En el caso específico de las drogas se añade el inequívoco deterioro de la salud del drogadicto. Excluyamos de esta consideración los efectos sobre el comportamiento delictivo para financiar el mercadeo y el consumo, teniendo en cuenta que la mera prohibición, persecución y penalización de todo lo relativo a los estupefacientes dispara su precio exponencialmente y somete a los agentes del mercado de la droga a situaciones de alto riesgo con fuerte incentivo para cometer delitos, tal y como ocurrió en los EEUU durante catorce años.
El 16 de enero de 1920 Estados Unidos incurrió en uno de los mayores desaciertos de su historia: aquel día entró en vigor la Volstead Act o ley seca, que impulsó el consumo de alcohol, tanto el contrabandeado como el elaborado en los hogares y destilerías clandestinas.

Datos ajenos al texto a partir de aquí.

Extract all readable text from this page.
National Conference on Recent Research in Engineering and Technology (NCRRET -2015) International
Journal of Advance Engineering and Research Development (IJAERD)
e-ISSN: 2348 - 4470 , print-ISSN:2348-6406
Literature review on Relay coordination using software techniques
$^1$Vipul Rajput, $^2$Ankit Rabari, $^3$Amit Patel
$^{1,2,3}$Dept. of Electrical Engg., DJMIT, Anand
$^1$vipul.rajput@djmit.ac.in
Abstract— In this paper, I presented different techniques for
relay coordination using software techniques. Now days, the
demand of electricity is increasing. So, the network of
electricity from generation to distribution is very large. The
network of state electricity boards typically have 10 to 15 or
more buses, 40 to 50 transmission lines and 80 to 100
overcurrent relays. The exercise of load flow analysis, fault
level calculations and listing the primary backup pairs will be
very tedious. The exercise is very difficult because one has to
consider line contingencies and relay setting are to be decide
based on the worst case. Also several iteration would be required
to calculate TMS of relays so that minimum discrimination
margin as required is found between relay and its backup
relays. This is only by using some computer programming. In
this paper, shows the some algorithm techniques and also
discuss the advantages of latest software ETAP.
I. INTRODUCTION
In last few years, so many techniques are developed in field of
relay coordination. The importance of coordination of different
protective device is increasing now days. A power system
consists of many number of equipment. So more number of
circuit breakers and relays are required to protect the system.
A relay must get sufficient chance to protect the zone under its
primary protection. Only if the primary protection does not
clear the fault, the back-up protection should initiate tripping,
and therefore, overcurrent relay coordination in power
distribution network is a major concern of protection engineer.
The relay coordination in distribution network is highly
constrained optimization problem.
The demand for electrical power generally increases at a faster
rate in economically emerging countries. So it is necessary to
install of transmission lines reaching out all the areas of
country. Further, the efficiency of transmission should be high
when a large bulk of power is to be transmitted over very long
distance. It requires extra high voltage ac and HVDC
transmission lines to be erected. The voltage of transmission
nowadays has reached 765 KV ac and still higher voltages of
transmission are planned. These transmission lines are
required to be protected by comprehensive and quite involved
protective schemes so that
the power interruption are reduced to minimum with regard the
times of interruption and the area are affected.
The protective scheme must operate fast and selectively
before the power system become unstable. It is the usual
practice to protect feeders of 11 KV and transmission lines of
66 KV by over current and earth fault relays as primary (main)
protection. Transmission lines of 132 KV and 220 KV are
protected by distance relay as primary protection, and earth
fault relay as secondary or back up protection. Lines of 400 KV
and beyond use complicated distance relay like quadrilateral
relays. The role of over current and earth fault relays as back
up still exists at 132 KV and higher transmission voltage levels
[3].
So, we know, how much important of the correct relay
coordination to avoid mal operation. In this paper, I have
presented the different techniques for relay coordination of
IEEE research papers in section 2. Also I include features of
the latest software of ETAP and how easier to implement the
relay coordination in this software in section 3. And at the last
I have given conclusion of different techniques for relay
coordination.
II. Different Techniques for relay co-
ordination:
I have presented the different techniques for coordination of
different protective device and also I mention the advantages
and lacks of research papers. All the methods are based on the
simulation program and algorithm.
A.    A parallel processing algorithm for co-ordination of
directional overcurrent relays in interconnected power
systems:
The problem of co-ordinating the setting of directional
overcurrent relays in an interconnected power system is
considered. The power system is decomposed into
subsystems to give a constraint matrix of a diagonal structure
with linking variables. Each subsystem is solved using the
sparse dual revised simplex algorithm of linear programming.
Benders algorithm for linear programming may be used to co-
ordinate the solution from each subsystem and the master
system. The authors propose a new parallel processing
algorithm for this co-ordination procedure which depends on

Toda prohibición incurre en un encarecimiento del producto, un aumento de los beneficios con concomitante aumento de la oferta, y nunca una reducción de la demanda. Si estos son los efectos de la prohibición de un estupefaciente, ¿cuál es la razón de que esta se mantenga en otros?, ¿la omnisciencia del político, quizá, por razones a las que nadie más es capaz de acceder?
De esta manera solo queda aducir que el perjuicio para la salud del adicto podría justificar el prohibicionismo dictado por el Estado. En ese caso, se expone, el gobierno debe evitar que el propio individuo se perjudique a sí mismo y, para eso, prohíbe. Dado este planteamiento, ¿podríamos aplicarlo a otros casos? Sí, podemos hacerlo: al alcohol, en primer caso. Sucede que es un tipo legal de estupefaciente cuyo consumo, en la mayoría de los casos, no implica ningún desastre para la vida productiva y social de la mayoría de individuos que lo consume, y que es claramente equiparable al caso de las drogas ilegales. La prohibición del alcohol tiene en su favor que está inserto en la cultura occidental y que, de ser ilegalizado, produciría idénticos desastres sociales que las drogas, aunque si no se acepta su prohibición es porque se ha vinculado su consumo a multitud de ganchos económicos, emocionales y culturales. Nada se dice sobre el segundo argumento, mucho más objetivo para no darle al alcohol el mismo tratamiento que a las drogas ilegales.
Y si tratáramos el tema de la prostitución, nos toparíamos con una similar vinculación con la delincuencia. La censura o restricción solo precariza su práctica, y fomenta que las empresas dedicadas a producir el servicio y contratar a las profesionales sean mafias que no respetan la libertad de contratos entre la empleada y la empresa. Desmontada la teoría de la relación intrínseca entre prostitución y delincuencia y excluido el argumento sanitarista (¿es malo para la salud comprar o vender favores sexuales?, ¿no se dan intercambios de los mismos fuera del ámbito de la prostitución establecida como tal?) no queda nada más que el moralista cuya refutación es, por evidente, innecesaria.
Sean motivos religiosos, místicos, seudocientíficos o relativos a una difusa salud social, lo cierto es que no cabe aducir daño alguno a terceros para penalizar la prostitución, las drogas y, en general, la disponibilidad sobre el propio cuerpo y la propia vida decidida libremente.